Monday, May 23, 2011

Cause and effect

Cause and effect. It's a simple idea that most children over the age of 5 can grasp. Put a finger in a flame and it burns. So you don't do it again. The government in England could learn a thing or two from 5 year olds when it comes to petrol prices. Currently they're at around £1.40 per litre - about $10 per gallon in US equivalent. Thats the cause. The resultant effect would seem obvious to even the least educated person: record numbers of cars having their fuel lines cut and petrol stolen, and record numbers of drive-offs from petrol stations. The best way to prevent drive offs would be to force everyone to pay at the pump. If you don't swipe a card in the pump, you don't get petrol. Of course in the muddy backwaters of a place where everything is broken, that's too obvious so instead, UK petrol stations have invested tens of thousands in cameras and numberplate-reading technology. That's another cause. Effect in this case? People now put fake numberplates on and still drive off without paying. Frankly it's a wonder anything works in England any more. The lunacy surrounding petrol prices is just the tip of the iceberg.


Anonymous said...

Here in Iowa, you either have to pay with a credit card in advance, or you have to pre-pay with cash inside the station.

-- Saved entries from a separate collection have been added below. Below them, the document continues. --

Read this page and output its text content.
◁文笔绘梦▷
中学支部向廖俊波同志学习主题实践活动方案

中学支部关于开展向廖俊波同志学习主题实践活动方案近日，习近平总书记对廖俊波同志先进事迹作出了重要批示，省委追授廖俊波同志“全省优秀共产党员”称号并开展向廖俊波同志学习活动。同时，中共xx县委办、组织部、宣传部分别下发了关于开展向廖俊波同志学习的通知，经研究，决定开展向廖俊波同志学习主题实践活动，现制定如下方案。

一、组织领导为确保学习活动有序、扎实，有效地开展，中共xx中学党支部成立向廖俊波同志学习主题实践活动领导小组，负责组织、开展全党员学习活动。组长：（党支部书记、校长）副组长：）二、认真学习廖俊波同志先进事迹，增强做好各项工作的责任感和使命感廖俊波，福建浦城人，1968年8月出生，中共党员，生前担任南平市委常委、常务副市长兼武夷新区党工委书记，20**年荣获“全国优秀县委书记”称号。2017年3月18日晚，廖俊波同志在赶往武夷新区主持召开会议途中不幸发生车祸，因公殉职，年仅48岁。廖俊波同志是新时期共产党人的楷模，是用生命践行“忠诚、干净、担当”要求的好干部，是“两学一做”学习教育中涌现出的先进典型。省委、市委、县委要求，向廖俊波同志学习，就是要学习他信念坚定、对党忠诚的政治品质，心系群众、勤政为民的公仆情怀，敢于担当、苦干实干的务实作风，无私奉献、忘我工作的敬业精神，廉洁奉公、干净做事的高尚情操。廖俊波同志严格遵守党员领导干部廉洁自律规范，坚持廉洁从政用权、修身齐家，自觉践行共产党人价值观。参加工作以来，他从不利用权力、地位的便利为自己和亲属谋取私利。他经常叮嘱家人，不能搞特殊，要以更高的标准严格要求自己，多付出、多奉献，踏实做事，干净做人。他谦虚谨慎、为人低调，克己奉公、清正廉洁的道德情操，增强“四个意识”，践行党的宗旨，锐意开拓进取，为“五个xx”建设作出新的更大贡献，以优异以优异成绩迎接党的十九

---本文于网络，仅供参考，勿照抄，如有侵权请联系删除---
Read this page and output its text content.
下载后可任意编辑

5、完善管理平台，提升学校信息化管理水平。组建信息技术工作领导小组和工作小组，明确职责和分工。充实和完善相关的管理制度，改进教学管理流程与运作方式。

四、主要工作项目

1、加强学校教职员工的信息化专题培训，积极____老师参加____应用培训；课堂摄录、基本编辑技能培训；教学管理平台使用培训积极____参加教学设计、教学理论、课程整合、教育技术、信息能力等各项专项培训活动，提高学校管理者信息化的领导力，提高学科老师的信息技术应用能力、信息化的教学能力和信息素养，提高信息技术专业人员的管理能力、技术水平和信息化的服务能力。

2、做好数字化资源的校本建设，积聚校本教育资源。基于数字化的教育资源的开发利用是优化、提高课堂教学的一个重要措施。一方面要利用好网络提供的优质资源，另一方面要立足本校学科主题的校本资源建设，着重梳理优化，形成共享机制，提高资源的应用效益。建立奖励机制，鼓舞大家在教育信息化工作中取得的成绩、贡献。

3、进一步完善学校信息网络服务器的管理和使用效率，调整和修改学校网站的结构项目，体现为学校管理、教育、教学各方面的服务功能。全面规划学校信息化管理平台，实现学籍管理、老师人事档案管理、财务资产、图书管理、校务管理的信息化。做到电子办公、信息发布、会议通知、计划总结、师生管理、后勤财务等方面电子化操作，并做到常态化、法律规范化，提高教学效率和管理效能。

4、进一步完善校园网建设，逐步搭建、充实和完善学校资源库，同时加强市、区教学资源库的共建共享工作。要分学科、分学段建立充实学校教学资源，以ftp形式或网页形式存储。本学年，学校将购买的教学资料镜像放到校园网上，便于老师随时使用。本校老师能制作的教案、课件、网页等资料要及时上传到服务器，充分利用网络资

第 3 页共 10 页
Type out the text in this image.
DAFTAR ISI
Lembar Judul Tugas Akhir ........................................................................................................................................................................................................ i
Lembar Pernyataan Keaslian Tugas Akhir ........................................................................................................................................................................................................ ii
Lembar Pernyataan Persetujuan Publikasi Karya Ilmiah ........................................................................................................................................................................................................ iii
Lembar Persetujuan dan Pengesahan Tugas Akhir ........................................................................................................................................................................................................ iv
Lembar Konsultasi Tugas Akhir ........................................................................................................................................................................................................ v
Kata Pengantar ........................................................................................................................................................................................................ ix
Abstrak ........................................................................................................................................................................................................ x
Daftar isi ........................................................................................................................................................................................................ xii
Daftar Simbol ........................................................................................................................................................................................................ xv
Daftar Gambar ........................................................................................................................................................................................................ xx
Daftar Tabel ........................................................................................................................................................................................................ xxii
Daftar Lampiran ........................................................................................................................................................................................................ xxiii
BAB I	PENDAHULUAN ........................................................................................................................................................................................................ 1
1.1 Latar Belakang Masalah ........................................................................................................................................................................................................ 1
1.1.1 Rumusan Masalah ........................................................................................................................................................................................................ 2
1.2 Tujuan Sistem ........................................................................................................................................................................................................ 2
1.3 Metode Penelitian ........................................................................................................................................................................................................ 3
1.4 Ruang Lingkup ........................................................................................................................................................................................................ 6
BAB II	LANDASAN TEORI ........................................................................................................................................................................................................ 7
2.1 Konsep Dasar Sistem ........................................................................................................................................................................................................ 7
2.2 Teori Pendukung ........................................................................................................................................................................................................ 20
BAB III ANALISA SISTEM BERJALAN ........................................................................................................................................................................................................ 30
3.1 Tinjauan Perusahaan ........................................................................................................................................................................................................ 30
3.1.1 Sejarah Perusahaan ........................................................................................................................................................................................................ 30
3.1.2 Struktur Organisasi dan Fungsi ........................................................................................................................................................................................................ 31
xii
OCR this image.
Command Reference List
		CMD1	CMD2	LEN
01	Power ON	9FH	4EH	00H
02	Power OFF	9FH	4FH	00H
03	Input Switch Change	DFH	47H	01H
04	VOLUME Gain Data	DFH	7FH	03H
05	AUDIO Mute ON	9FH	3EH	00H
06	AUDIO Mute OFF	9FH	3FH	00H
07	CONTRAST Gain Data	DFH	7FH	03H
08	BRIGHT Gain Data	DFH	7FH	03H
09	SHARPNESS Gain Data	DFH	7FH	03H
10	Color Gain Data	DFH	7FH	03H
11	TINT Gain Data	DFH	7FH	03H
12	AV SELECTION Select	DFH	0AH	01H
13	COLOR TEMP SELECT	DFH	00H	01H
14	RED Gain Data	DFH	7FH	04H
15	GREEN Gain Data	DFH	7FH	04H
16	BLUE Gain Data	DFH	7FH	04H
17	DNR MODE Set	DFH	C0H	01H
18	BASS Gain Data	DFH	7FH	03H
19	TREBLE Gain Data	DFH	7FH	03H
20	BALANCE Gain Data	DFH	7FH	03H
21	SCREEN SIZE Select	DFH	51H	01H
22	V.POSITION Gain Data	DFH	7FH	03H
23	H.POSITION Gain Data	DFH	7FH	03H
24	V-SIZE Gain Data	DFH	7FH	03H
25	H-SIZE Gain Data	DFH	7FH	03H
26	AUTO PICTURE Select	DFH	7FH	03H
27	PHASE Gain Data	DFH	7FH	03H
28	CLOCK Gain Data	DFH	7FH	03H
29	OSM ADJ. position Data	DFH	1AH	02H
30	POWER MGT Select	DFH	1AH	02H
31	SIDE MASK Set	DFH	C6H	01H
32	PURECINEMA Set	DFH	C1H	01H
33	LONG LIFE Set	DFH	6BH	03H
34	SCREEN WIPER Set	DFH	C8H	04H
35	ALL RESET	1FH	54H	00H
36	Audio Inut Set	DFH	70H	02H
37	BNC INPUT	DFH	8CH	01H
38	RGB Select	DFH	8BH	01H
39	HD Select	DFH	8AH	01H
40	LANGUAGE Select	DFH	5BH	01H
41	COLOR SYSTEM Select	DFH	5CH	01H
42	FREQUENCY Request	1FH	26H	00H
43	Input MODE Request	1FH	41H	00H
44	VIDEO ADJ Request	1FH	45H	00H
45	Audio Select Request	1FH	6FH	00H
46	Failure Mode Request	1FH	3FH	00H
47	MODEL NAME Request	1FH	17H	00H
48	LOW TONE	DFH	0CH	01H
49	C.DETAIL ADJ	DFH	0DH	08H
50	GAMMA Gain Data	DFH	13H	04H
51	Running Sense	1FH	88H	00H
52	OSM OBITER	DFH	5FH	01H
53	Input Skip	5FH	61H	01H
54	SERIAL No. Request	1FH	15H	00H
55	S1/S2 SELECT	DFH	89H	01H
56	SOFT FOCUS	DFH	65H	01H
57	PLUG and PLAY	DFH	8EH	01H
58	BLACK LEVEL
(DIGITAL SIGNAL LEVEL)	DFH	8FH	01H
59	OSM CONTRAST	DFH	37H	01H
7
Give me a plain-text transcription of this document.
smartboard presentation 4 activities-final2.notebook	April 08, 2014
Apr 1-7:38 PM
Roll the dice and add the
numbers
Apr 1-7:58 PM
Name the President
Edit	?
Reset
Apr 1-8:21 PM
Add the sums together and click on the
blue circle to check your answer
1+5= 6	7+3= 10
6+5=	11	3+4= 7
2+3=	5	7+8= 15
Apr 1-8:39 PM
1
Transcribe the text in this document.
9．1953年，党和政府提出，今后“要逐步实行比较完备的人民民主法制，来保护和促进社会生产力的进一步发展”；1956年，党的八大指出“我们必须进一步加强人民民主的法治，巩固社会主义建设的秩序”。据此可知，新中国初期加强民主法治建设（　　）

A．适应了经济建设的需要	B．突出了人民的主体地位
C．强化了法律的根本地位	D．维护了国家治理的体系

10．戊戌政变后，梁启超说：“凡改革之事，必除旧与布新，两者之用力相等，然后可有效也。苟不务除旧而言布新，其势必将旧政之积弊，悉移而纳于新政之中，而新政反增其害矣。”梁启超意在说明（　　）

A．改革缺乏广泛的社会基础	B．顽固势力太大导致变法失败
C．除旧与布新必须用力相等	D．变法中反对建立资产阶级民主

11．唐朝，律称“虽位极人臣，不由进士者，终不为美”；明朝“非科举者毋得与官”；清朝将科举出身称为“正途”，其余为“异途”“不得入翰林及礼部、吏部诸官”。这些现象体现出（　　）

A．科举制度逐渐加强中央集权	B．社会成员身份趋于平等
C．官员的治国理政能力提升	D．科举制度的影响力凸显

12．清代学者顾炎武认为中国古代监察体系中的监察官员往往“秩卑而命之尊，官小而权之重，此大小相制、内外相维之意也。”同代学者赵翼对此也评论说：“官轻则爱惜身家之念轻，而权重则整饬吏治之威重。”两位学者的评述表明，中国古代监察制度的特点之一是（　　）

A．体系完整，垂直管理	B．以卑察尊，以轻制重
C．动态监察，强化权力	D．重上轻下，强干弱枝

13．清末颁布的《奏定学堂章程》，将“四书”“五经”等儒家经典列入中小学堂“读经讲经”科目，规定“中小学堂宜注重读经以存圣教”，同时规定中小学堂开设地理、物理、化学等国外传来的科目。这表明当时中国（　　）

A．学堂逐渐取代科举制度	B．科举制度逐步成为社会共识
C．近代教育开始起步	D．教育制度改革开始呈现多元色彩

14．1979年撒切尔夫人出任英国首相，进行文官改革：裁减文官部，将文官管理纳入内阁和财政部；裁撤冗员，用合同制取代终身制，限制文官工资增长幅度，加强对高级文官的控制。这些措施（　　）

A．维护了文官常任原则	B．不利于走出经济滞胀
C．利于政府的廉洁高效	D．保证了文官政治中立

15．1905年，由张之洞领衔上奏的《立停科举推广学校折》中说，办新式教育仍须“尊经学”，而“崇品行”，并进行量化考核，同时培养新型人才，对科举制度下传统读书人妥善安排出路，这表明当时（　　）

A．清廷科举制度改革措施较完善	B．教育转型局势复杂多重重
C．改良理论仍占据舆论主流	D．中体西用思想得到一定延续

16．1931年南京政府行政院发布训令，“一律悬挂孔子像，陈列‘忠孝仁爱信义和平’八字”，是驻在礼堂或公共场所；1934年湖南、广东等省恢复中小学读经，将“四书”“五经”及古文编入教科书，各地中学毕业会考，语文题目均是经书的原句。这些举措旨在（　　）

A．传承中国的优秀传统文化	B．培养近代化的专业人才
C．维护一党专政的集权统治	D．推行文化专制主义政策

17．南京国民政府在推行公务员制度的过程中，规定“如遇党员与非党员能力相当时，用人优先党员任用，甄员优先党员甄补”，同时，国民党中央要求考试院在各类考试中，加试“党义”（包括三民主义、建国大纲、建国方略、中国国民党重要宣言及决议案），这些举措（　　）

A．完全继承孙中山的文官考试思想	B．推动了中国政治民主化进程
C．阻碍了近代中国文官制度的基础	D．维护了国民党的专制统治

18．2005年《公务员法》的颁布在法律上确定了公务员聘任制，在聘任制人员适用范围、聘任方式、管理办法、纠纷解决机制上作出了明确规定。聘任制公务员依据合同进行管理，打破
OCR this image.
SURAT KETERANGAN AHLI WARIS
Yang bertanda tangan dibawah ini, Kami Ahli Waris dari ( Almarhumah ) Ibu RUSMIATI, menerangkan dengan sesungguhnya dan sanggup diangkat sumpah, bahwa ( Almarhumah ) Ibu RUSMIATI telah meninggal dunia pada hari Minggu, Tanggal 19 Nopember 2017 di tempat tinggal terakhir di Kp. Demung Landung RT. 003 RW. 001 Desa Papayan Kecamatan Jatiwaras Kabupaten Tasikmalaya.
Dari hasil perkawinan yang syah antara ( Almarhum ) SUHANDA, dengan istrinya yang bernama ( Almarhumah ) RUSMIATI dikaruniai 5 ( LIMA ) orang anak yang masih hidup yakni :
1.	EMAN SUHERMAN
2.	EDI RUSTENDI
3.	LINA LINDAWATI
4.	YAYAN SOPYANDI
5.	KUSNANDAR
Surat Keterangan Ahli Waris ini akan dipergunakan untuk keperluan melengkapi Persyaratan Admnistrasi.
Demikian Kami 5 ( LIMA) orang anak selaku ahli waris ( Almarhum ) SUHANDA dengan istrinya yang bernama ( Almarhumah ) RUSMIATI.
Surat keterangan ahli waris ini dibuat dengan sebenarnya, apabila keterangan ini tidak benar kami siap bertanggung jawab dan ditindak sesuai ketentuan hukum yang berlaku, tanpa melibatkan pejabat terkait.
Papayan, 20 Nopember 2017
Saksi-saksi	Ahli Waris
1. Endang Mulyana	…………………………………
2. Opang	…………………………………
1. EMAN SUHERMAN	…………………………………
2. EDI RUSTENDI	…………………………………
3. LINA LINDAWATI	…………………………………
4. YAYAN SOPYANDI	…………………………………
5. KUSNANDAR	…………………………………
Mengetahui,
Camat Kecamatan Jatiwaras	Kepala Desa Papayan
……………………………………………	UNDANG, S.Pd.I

Stuart Cuthbertson said...

It's really not all that bad here. Pay-at-pump is becoming more frequent, as two of the major supermarket chains (Morrisons and Tesco) are gradually installing it at their stations.

Yes, it probably is a much better solution than the whole numberplate recognition thing. However, that technology's not present at as many stations as you'd think - mostly those on motorways and in large cities.

That all said, there's no need to paint Britain in so bad a light as you do. One particular economic measure is not a measure of the whole country's well-being.

Yes, petrol prices are high, but it's also having the effect of dissuading people from driving short-distance journeys that they could walk/bike/bus. E.g., I definitely see far fewer parents on school runs on my daily commute than I did 18 months ago. That itself is a cause having the effect of reducing the UK's carbon footprint a helluva lot more than the US's right now (per capita).

So don't get all high and mighty without considering some other angles, mmm?